LncRNA ORF cloning strategy
For those lncRNAs identified in HCT116 and CT26 cells as giving rise to MHC class I peptides, the lncRNA transcripts were translated in all three frames and potential open reading frames (ORFs) were identified by highlighting all sequences contained between every ATG codon (encoding a start methionine) and a subsequent in frame STOP codon. Any potential ORF that would generate a poly-peptide that contained the identified MHC peptide was identified as a sequence for cloning into a plasmid vector expressing a C-terminal FLAG tag (pSF-CMV-NEO-COOH-3xFLAG; OG629, OxGene). Primers were designed to amplify the ORF (minus the STOP codon) and 30 bp upstream sequence (to include any inherent ribosome binding site present in the endogenous transcript. Note that a ribosome binding site is not provided by the vector itself) and contained restriction sites for EcoRI/XhoI and SacI/EcoRV as appropriate (for primer lists, please see Supplementary table S2). A PCR reaction was performed using Phusion High Fidelity DNA Polymerase (M0530S, New England Biolabs) and cDNA from HCT116 or CT26 cells as a template (generated as described above for quantitative RT-PCR). PCR products were purified using a QIAquick PCR purification Kit (Qiagen) and digested with EcoRI/XhoI and SacI/EcoRV (Promega) as appropriate. Digested products were gel purified using a QIAquick Gel Extraction Kit (Qiagen) prior to ligation into digested vector using T4 DNA ligase (New England Biolabs). All plasmids were sequenced to confirm correct cloning prior to use in transfections.

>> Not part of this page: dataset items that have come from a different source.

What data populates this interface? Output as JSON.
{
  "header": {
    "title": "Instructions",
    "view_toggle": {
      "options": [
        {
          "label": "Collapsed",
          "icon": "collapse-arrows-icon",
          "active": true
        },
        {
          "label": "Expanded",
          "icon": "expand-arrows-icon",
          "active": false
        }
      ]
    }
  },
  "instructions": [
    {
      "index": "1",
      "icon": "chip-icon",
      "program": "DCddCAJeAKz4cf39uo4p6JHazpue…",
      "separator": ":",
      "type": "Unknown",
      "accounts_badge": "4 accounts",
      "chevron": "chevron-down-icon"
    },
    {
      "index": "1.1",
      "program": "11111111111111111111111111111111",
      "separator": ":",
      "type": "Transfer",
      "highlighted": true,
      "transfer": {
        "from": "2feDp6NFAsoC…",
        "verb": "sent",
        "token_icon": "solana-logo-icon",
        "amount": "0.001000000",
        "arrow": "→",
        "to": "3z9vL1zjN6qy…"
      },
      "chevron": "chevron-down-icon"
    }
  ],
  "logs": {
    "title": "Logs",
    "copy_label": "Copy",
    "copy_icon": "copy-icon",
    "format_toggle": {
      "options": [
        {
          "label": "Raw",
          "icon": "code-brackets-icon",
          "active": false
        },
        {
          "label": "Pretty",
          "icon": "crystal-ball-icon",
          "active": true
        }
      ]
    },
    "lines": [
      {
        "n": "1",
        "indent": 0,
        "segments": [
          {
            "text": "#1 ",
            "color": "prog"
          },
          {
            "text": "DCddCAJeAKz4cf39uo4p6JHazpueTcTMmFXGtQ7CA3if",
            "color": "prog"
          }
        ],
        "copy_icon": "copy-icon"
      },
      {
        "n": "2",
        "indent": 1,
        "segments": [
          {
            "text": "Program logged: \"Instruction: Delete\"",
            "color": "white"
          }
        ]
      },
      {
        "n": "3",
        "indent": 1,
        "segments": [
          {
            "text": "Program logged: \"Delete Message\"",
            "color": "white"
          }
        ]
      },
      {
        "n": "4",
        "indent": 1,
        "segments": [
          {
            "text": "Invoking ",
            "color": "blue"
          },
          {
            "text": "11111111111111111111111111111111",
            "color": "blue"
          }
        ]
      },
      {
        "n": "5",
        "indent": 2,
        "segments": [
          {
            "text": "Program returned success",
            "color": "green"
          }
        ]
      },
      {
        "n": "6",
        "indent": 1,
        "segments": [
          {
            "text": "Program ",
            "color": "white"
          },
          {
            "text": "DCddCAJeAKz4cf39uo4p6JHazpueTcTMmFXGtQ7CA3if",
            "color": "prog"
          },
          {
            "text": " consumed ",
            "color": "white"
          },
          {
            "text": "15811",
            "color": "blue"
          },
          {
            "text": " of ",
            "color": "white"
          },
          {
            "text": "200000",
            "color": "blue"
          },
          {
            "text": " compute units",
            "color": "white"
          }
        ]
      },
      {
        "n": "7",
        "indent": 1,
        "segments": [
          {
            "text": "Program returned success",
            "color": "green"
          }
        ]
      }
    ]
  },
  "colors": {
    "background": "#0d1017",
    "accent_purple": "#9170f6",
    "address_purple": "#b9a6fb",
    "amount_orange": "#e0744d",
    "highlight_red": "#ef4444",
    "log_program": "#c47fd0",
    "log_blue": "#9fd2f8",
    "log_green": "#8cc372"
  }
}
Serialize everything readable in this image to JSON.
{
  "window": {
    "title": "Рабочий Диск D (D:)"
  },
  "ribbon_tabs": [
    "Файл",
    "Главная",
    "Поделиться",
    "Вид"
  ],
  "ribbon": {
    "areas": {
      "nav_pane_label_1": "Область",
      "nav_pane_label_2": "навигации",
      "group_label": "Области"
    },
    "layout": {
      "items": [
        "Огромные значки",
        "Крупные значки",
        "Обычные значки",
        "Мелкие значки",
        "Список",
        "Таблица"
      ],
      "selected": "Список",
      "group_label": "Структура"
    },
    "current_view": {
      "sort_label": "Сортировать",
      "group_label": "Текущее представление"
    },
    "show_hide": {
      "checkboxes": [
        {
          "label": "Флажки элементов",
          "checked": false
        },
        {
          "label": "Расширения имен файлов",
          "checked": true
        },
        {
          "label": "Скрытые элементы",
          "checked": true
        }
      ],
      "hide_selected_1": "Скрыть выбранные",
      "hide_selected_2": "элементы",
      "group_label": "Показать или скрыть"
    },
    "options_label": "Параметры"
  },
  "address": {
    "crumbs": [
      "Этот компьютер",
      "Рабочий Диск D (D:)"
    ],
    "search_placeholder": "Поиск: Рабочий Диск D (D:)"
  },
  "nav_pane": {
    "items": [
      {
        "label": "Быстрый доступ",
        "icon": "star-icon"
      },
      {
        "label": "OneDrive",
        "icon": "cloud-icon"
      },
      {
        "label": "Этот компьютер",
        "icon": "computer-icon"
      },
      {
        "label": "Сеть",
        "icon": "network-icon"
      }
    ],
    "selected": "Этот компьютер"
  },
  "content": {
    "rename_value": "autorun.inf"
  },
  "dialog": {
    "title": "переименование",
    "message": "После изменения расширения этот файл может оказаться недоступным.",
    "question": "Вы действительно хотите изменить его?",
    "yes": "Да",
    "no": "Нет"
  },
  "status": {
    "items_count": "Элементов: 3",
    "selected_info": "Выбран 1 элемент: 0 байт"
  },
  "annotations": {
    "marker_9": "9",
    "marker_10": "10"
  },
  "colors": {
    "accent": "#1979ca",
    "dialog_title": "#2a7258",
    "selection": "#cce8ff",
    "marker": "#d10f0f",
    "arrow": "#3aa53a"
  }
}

Functional genomics analysis—TCGA
For the analysis of peptide coding lncRNA transcript expression levels in human cancers, Xena browser v1 (University of California; https://xena.ucsc.edu/) and GEPIA v2 (http://gepia2.cancer-pku.cn/) were used. The TCGA TARGET GTEx (Xena browser) dataset was selected, which contained transcript expression data from TCGA (cancer tissue; https://www.cancer.gov/about-nci/organization/ccg/research/structural-genomics/tcga) and Genotype-Tissue Expression (GTEx; healthy tissue; https://gtexportal.org/home/) samples. For subsequent detailed analysis of microsatellite instability and staging, datasets from TCGA were used. Also, Broad Institute Cancer Cell Line Encyclopedia v1 (portals.broadinstitute.org › ccle) was used to analyse the expression of lncRNA genes in colorectal cancer cell lines. Heatmaps were generated using Heatmapper tool v1 (http://heatmapper.ca/).
Genevestigator analysis
For the normal tissue and thymocyte expression analysis of murine lncRNAs giving rise to peptides, the Genevestigator tool v9.7.0 (Nebion AG) was used. Data from refs. 47–50 were collected and presented as heat maps generated using Morpheus software v1 (Broad Institute; https://software.broadinstitute.org/morpheus/).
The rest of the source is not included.